No, it’s in the light of all the recent news and discussions about the ways men have thought and spoken about women, have abused and exploited them in the workplace, in relationships, have treated them as objects for their own ends. From the Weinsteins and Trumps of this world, who think that abusing women is something they have a right to do because they have the power, right down to the wolf-whistling builders and gropers in crowded places. And probably, unbeknownst to many of us, even by us who have never meant to be abusers, but just didn’t know any better.

Just the other day we were eating lunch in a local restaurant. At the table behind me were four young people, probably no more than older teenagers. A boy and three girls, two of whom looked as if they may have been Indian sisters, and the other a blonde girl who looked as if she might have had Downs Syndrome. I noticed them because the boy was talking so loud I could hardly hear myself think, let alone take part in the conversation among my own (hardly quiet) family. He sounded as if he was on some kind of soapbox, as if he was actually haranguing these poor girls, pontificating as only an opinionated male can, setting out what he knew and believed as if it could not possibly brook dissent or contradiction. Alas, the words that stood out most from the stream of verbiage were ‘Scripture’ and ‘baptism’: as if to pour vinegar into my wounded soul, the noisy young Alpha male was also a ‘Christian’.

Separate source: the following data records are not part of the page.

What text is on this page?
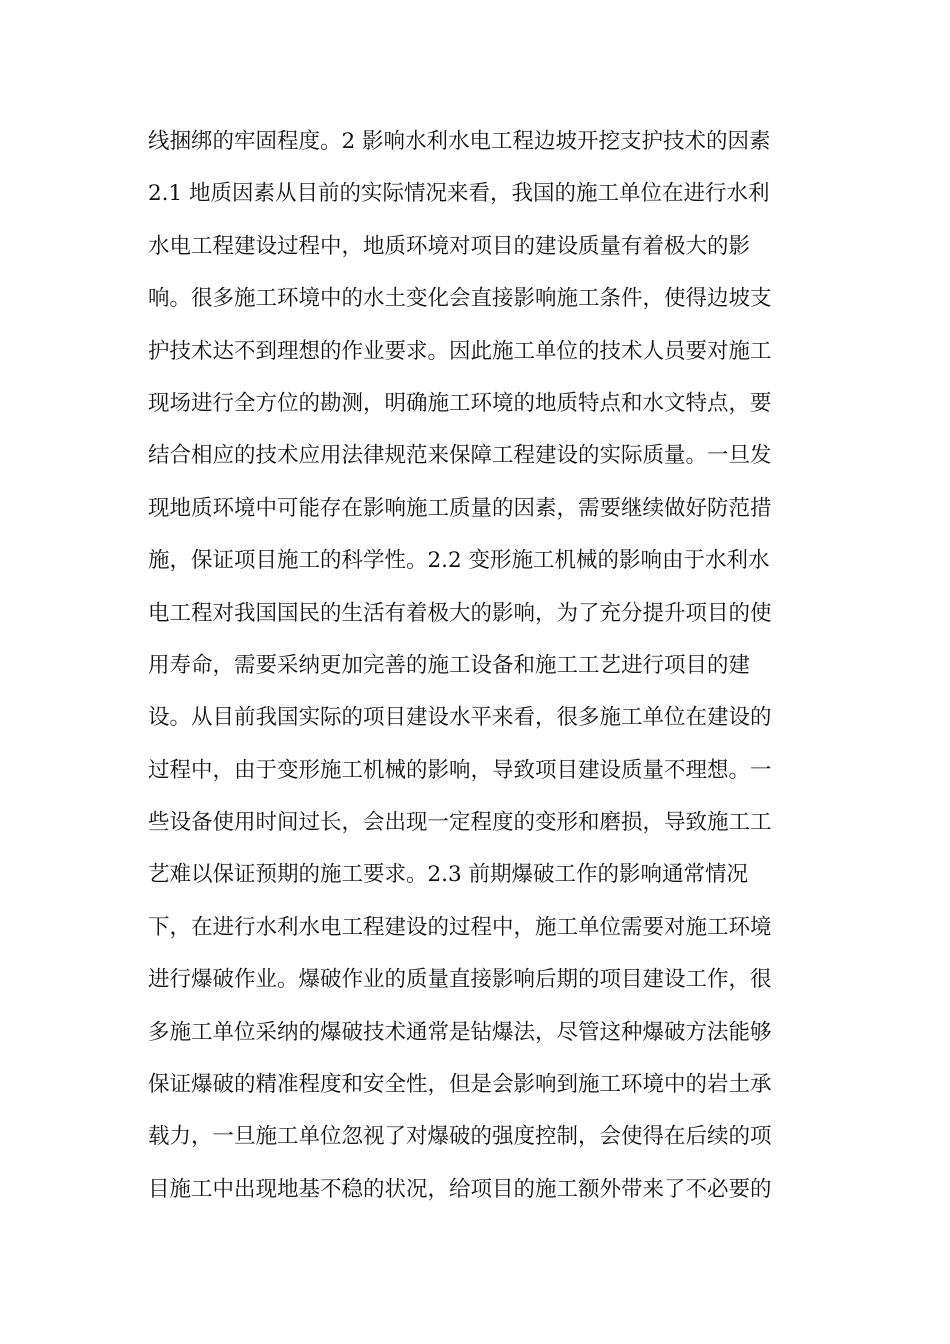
线捆绑的牢固程度。2 影响水利水电工程边坡开挖支护技术的因素
2.1 地质因素从目前的实际情况来看，我国的施工单位在进行水利
水电工程建设过程中，地质环境对项目的建设质量有着极大的影
响。很多施工环境中的水土变化会直接影响施工条件，使得边坡支
护技术达不到理想的作业要求。因此施工单位的技术人员要对施工
现场进行全方位的勘测，明确施工环境的地质特点和水文特点，要
结合相应的技术应用法律规范来保障工程建设的实际质量。一旦发
现地质环境中可能存在影响施工质量的因素，需要继续做好防范措
施，保证项目施工的科学性。2.2 变形施工机械的影响由于水利水
电工程对我国国民的生活有着极大的影响，为了充分提升项目的使
用寿命，需要采纳更加完善的施工设备和施工工艺进行项目的建
设。从目前我国实际的项目建设水平来看，很多施工单位在建设的
过程中，由于变形施工机械的影响，导致项目建设质量不理想。一
些设备使用时间过长，会出现一定程度的变形和磨损，导致施工工
艺难以保证预期的施工要求。2.3 前期爆破工作的影响通常情况
下，在进行水利水电工程建设的过程中，施工单位需要对施工环境
进行爆破作业。爆破作业的质量直接影响后期的项目建设工作，很
多施工单位采纳的爆破技术通常是钻爆法，尽管这种爆破方法能够
保证爆破的精准程度和安全性，但是会影响到施工环境中的岩土承
载力，一旦施工单位忽视了对爆破的强度控制，会使得在后续的项
目施工中出现地基不稳的状况，给项目的施工额外带来了不必要的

So where does this kind of attitude and behaviour come from? This youth was no hardened male chauvinist, cauterised in the fires of a long life of domination over women. He did, it’s true, look and sound like a boy who had ‘benefited from’ a private education. Was this the way his private school was teaching him to think of, relate to, and speak to women? Even worse, was it the way his church or Christian fellowship taught him that men should speak to women? Was it the way his father spoke to the boy’s mother and sisters, or to his female colleagues, and other women of his acquaintance? Had he just imbibed it from his peers, from social media or contemporary culture? Is it genetic, in our nature, or only in our nurture? Or, God forbid, both?

There was a degree of Verfremdung about the whole event, because this wasn’t some middle-aged hooligan or boor, but a member of a generation which, I would have hoped, might have been learning, or be being taught, better. So that I felt all the more embarrassed for my sex. All the more resolved: this is not how I want to be. And if I have been this way, I ask for the grace to change, and if necessary to make amends at least to some of the women I may have wronged.